Still, he vouched for Mr. Barr as a “very honorable attorney general and a very honorable man.”

He said he would leave decisions about the Durham probe to Mr. Barr but added that he did not have to do that as president.

Mr. Trump has maintained that Mr. Obama was involved in a conspiracy to target his campaign for political purposes and coined the term “Obamagate.” He has not said what crime he believes Mr. Obama committed, though he told reporters last week that “the crime is obvious to everyone.”
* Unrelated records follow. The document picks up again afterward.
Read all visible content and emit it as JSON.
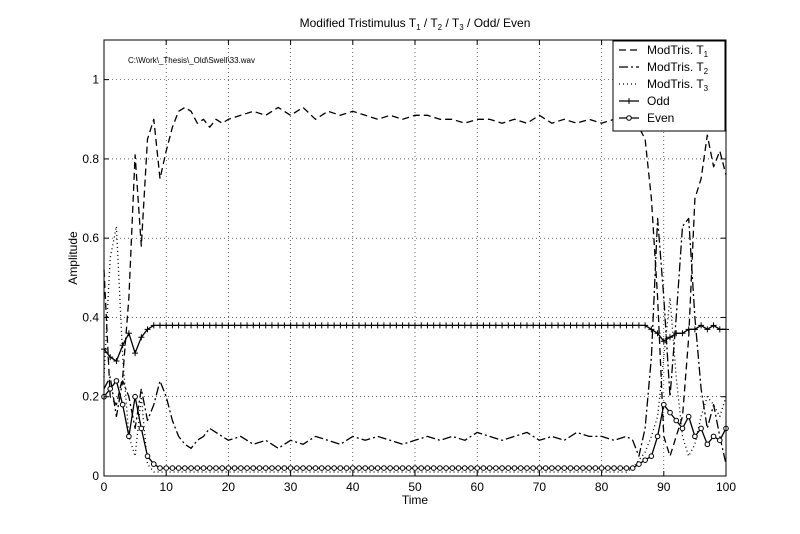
{
  "chart_data": {
    "type": "line",
    "title": {
      "prefix": "Modified Tristimulus T",
      "sub1": "1",
      "sep1": " / T",
      "sub2": "2",
      "sep2": " / T",
      "sub3": "3",
      "suffix": " / Odd/ Even"
    },
    "annotation": "C:\\Work\\_Thesis\\_Old\\Swell\\33.wav",
    "xlabel": "Time",
    "ylabel": "Amplitude",
    "xlim": [
      0,
      100
    ],
    "ylim": [
      0,
      1.1
    ],
    "xticks": [
      0,
      10,
      20,
      30,
      40,
      50,
      60,
      70,
      80,
      90,
      100
    ],
    "yticks": [
      0,
      0.2,
      0.4,
      0.6,
      0.8,
      1
    ],
    "xtick_labels": [
      "0",
      "10",
      "20",
      "30",
      "40",
      "50",
      "60",
      "70",
      "80",
      "90",
      "100"
    ],
    "ytick_labels": [
      "0",
      "0.2",
      "0.4",
      "0.6",
      "0.8",
      "1"
    ],
    "grid": true,
    "legend_position": "top-right",
    "series": [
      {
        "name": "ModTris. T",
        "name_sub": "1",
        "style": "dashed",
        "marker": "none",
        "color": "#000000",
        "x": [
          0,
          1,
          2,
          3,
          4,
          5,
          6,
          7,
          8,
          9,
          10,
          11,
          12,
          13,
          14,
          15,
          16,
          17,
          18,
          19,
          20,
          22,
          24,
          26,
          28,
          30,
          32,
          34,
          36,
          38,
          40,
          42,
          44,
          46,
          48,
          50,
          52,
          54,
          56,
          58,
          60,
          62,
          64,
          66,
          68,
          70,
          72,
          74,
          76,
          78,
          80,
          82,
          84,
          85,
          86,
          87,
          88,
          89,
          90,
          91,
          92,
          93,
          94,
          95,
          96,
          97,
          98,
          99,
          100
        ],
        "y": [
          0.52,
          0.2,
          0.18,
          0.25,
          0.45,
          0.81,
          0.58,
          0.85,
          0.9,
          0.75,
          0.82,
          0.88,
          0.92,
          0.93,
          0.92,
          0.89,
          0.9,
          0.88,
          0.9,
          0.89,
          0.9,
          0.91,
          0.92,
          0.91,
          0.93,
          0.91,
          0.93,
          0.9,
          0.92,
          0.91,
          0.92,
          0.91,
          0.9,
          0.91,
          0.9,
          0.91,
          0.91,
          0.9,
          0.9,
          0.89,
          0.9,
          0.9,
          0.89,
          0.9,
          0.89,
          0.91,
          0.89,
          0.9,
          0.89,
          0.9,
          0.89,
          0.9,
          0.89,
          0.89,
          0.88,
          0.85,
          0.7,
          0.45,
          0.1,
          0.05,
          0.1,
          0.15,
          0.35,
          0.7,
          0.75,
          0.86,
          0.78,
          0.82,
          0.76
        ]
      },
      {
        "name": "ModTris. T",
        "name_sub": "2",
        "style": "dashdot",
        "marker": "none",
        "color": "#000000",
        "x": [
          0,
          1,
          2,
          3,
          4,
          5,
          6,
          7,
          8,
          9,
          10,
          11,
          12,
          13,
          14,
          15,
          16,
          17,
          18,
          19,
          20,
          22,
          24,
          26,
          28,
          30,
          32,
          34,
          36,
          38,
          40,
          42,
          44,
          46,
          48,
          50,
          52,
          54,
          56,
          58,
          60,
          62,
          64,
          66,
          68,
          70,
          72,
          74,
          76,
          78,
          80,
          82,
          84,
          85,
          86,
          87,
          88,
          89,
          90,
          91,
          92,
          93,
          94,
          95,
          96,
          97,
          98,
          99,
          100
        ],
        "y": [
          0.22,
          0.25,
          0.15,
          0.24,
          0.2,
          0.12,
          0.22,
          0.14,
          0.18,
          0.24,
          0.2,
          0.14,
          0.1,
          0.08,
          0.07,
          0.09,
          0.1,
          0.12,
          0.11,
          0.1,
          0.09,
          0.1,
          0.08,
          0.09,
          0.07,
          0.09,
          0.08,
          0.1,
          0.09,
          0.08,
          0.1,
          0.09,
          0.1,
          0.09,
          0.08,
          0.09,
          0.1,
          0.09,
          0.1,
          0.09,
          0.11,
          0.1,
          0.09,
          0.1,
          0.11,
          0.09,
          0.1,
          0.09,
          0.11,
          0.1,
          0.1,
          0.09,
          0.1,
          0.09,
          0.05,
          0.12,
          0.3,
          0.65,
          0.45,
          0.2,
          0.4,
          0.63,
          0.65,
          0.4,
          0.22,
          0.12,
          0.18,
          0.1,
          0.03
        ]
      },
      {
        "name": "ModTris. T",
        "name_sub": "3",
        "style": "dotted",
        "marker": "none",
        "color": "#000000",
        "x": [
          0,
          1,
          2,
          3,
          4,
          5,
          6,
          7,
          8,
          9,
          10,
          12,
          14,
          16,
          18,
          20,
          25,
          30,
          35,
          40,
          45,
          50,
          55,
          60,
          65,
          70,
          75,
          80,
          82,
          84,
          85,
          86,
          87,
          88,
          89,
          90,
          91,
          92,
          93,
          94,
          95,
          96,
          97,
          98,
          99,
          100
        ],
        "y": [
          0.25,
          0.55,
          0.63,
          0.3,
          0.1,
          0.05,
          0.2,
          0.03,
          0.01,
          0.01,
          0.01,
          0.01,
          0.01,
          0.01,
          0.01,
          0.01,
          0.01,
          0.01,
          0.01,
          0.01,
          0.01,
          0.01,
          0.01,
          0.01,
          0.01,
          0.01,
          0.01,
          0.01,
          0.01,
          0.01,
          0.02,
          0.04,
          0.06,
          0.1,
          0.15,
          0.3,
          0.45,
          0.25,
          0.1,
          0.05,
          0.08,
          0.15,
          0.2,
          0.18,
          0.15,
          0.2
        ]
      },
      {
        "name": "Odd",
        "style": "solid",
        "marker": "plus",
        "color": "#000000",
        "x": [
          0,
          1,
          2,
          3,
          4,
          5,
          6,
          7,
          8,
          9,
          10,
          11,
          12,
          13,
          14,
          15,
          16,
          17,
          18,
          19,
          20,
          21,
          22,
          23,
          24,
          25,
          26,
          27,
          28,
          29,
          30,
          31,
          32,
          33,
          34,
          35,
          36,
          37,
          38,
          39,
          40,
          41,
          42,
          43,
          44,
          45,
          46,
          47,
          48,
          49,
          50,
          51,
          52,
          53,
          54,
          55,
          56,
          57,
          58,
          59,
          60,
          61,
          62,
          63,
          64,
          65,
          66,
          67,
          68,
          69,
          70,
          71,
          72,
          73,
          74,
          75,
          76,
          77,
          78,
          79,
          80,
          81,
          82,
          83,
          84,
          85,
          86,
          87,
          88,
          89,
          90,
          91,
          92,
          93,
          94,
          95,
          96,
          97,
          98,
          99,
          100
        ],
        "y": [
          0.32,
          0.3,
          0.29,
          0.33,
          0.36,
          0.31,
          0.35,
          0.37,
          0.38,
          0.38,
          0.38,
          0.38,
          0.38,
          0.38,
          0.38,
          0.38,
          0.38,
          0.38,
          0.38,
          0.38,
          0.38,
          0.38,
          0.38,
          0.38,
          0.38,
          0.38,
          0.38,
          0.38,
          0.38,
          0.38,
          0.38,
          0.38,
          0.38,
          0.38,
          0.38,
          0.38,
          0.38,
          0.38,
          0.38,
          0.38,
          0.38,
          0.38,
          0.38,
          0.38,
          0.38,
          0.38,
          0.38,
          0.38,
          0.38,
          0.38,
          0.38,
          0.38,
          0.38,
          0.38,
          0.38,
          0.38,
          0.38,
          0.38,
          0.38,
          0.38,
          0.38,
          0.38,
          0.38,
          0.38,
          0.38,
          0.38,
          0.38,
          0.38,
          0.38,
          0.38,
          0.38,
          0.38,
          0.38,
          0.38,
          0.38,
          0.38,
          0.38,
          0.38,
          0.38,
          0.38,
          0.38,
          0.38,
          0.38,
          0.38,
          0.38,
          0.38,
          0.38,
          0.38,
          0.37,
          0.36,
          0.34,
          0.35,
          0.36,
          0.36,
          0.37,
          0.37,
          0.38,
          0.37,
          0.38,
          0.37,
          0.37
        ]
      },
      {
        "name": "Even",
        "style": "solid",
        "marker": "circle",
        "color": "#000000",
        "x": [
          0,
          1,
          2,
          3,
          4,
          5,
          6,
          7,
          8,
          9,
          10,
          11,
          12,
          13,
          14,
          15,
          16,
          17,
          18,
          19,
          20,
          21,
          22,
          23,
          24,
          25,
          26,
          27,
          28,
          29,
          30,
          31,
          32,
          33,
          34,
          35,
          36,
          37,
          38,
          39,
          40,
          41,
          42,
          43,
          44,
          45,
          46,
          47,
          48,
          49,
          50,
          51,
          52,
          53,
          54,
          55,
          56,
          57,
          58,
          59,
          60,
          61,
          62,
          63,
          64,
          65,
          66,
          67,
          68,
          69,
          70,
          71,
          72,
          73,
          74,
          75,
          76,
          77,
          78,
          79,
          80,
          81,
          82,
          83,
          84,
          85,
          86,
          87,
          88,
          89,
          90,
          91,
          92,
          93,
          94,
          95,
          96,
          97,
          98,
          99,
          100
        ],
        "y": [
          0.2,
          0.22,
          0.24,
          0.18,
          0.1,
          0.2,
          0.12,
          0.05,
          0.03,
          0.02,
          0.02,
          0.02,
          0.02,
          0.02,
          0.02,
          0.02,
          0.02,
          0.02,
          0.02,
          0.02,
          0.02,
          0.02,
          0.02,
          0.02,
          0.02,
          0.02,
          0.02,
          0.02,
          0.02,
          0.02,
          0.02,
          0.02,
          0.02,
          0.02,
          0.02,
          0.02,
          0.02,
          0.02,
          0.02,
          0.02,
          0.02,
          0.02,
          0.02,
          0.02,
          0.02,
          0.02,
          0.02,
          0.02,
          0.02,
          0.02,
          0.02,
          0.02,
          0.02,
          0.02,
          0.02,
          0.02,
          0.02,
          0.02,
          0.02,
          0.02,
          0.02,
          0.02,
          0.02,
          0.02,
          0.02,
          0.02,
          0.02,
          0.02,
          0.02,
          0.02,
          0.02,
          0.02,
          0.02,
          0.02,
          0.02,
          0.02,
          0.02,
          0.02,
          0.02,
          0.02,
          0.02,
          0.02,
          0.02,
          0.02,
          0.02,
          0.02,
          0.03,
          0.04,
          0.05,
          0.1,
          0.18,
          0.16,
          0.14,
          0.12,
          0.15,
          0.1,
          0.12,
          0.08,
          0.1,
          0.09,
          0.12
        ]
      }
    ]
  }
}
No evidence has surfaced that Mr. Obama or Mr. Biden was involved in a crime. Republicans have questioned details revealed last week that at least 40 members of the Obama administration sought to unmask Flynn.
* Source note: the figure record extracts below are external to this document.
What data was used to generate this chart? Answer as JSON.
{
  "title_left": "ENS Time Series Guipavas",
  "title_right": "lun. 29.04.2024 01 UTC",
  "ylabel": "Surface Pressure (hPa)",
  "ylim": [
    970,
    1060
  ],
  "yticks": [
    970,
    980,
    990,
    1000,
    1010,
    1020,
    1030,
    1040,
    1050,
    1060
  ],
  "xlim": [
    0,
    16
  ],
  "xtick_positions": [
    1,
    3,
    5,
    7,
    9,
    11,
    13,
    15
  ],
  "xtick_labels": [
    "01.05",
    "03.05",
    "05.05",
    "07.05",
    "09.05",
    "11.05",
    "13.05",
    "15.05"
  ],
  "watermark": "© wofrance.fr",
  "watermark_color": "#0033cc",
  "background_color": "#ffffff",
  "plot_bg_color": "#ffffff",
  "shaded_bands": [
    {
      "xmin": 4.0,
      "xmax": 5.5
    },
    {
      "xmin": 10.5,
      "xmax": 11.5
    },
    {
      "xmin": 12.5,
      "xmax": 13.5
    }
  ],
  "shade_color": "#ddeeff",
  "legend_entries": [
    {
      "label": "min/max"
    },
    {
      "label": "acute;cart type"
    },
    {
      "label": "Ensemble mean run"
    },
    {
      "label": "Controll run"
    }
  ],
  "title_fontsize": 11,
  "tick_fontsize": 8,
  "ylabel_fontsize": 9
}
Mr. Biden and Mr. Obama’s chief of staff were among those seeking information on Flynn.

Unmasking is the process for obtaining the identity of a U.S. citizen whose name is concealed in a classified foreign intelligence report.

Congressional Republicans have demanded that Mr. Obama and Mr. Biden testify before Congress, though Senate Judiciary Committee Chairman Lindsey Graham was skeptical.

“I have great doubts about whether it would be wise for the country,” the South Carolina Republican said last week.

Mr. Graham did announce that the committee will debate and vote within the next couple of weeks on whether to give him the authority to subpoena officials and documents from several top former Obama administration officials.

The subpoena would cover “a number of documents, communications and testimony from witnesses, including James Comey, Andrew McCabe, James Clapper, John Brennan, Sally Yates, and others,” the committee said in a statement.

Neither Mr. Obama nor Mr. Biden was included in the request.

Mr. Barr maintained that he would not allow a Justice Department probe to influence the presidential election in November.

“We live in a very divided country right now, and I think that it is critical that we have an election where the American people are allowed to make a decision, a choice, between President Trump and Vice President Biden based on a robust debate of policy issues,” Mr. Barr said. “And we cannot allow the process to be hijacked by efforts to drum up criminal investigations of either candidate.”

The attorney general also revived his grievances about the FBI’s 2016 probe into accusations that the Trump campaign conspired with Russia’s election interference plans.

Mr. Barr called the Russia investigation “a grave injustice” and “unprecedented.”

“We saw two different standards of justice emerge,” he said. “One that applied to Trump and his associates and another that applied to everyone else.

“The Durham investigation is trying to get to the bottom of what happened,” Mr. Barr said.

If any federal laws were broken, he said, those found to be involved “will be held to account.”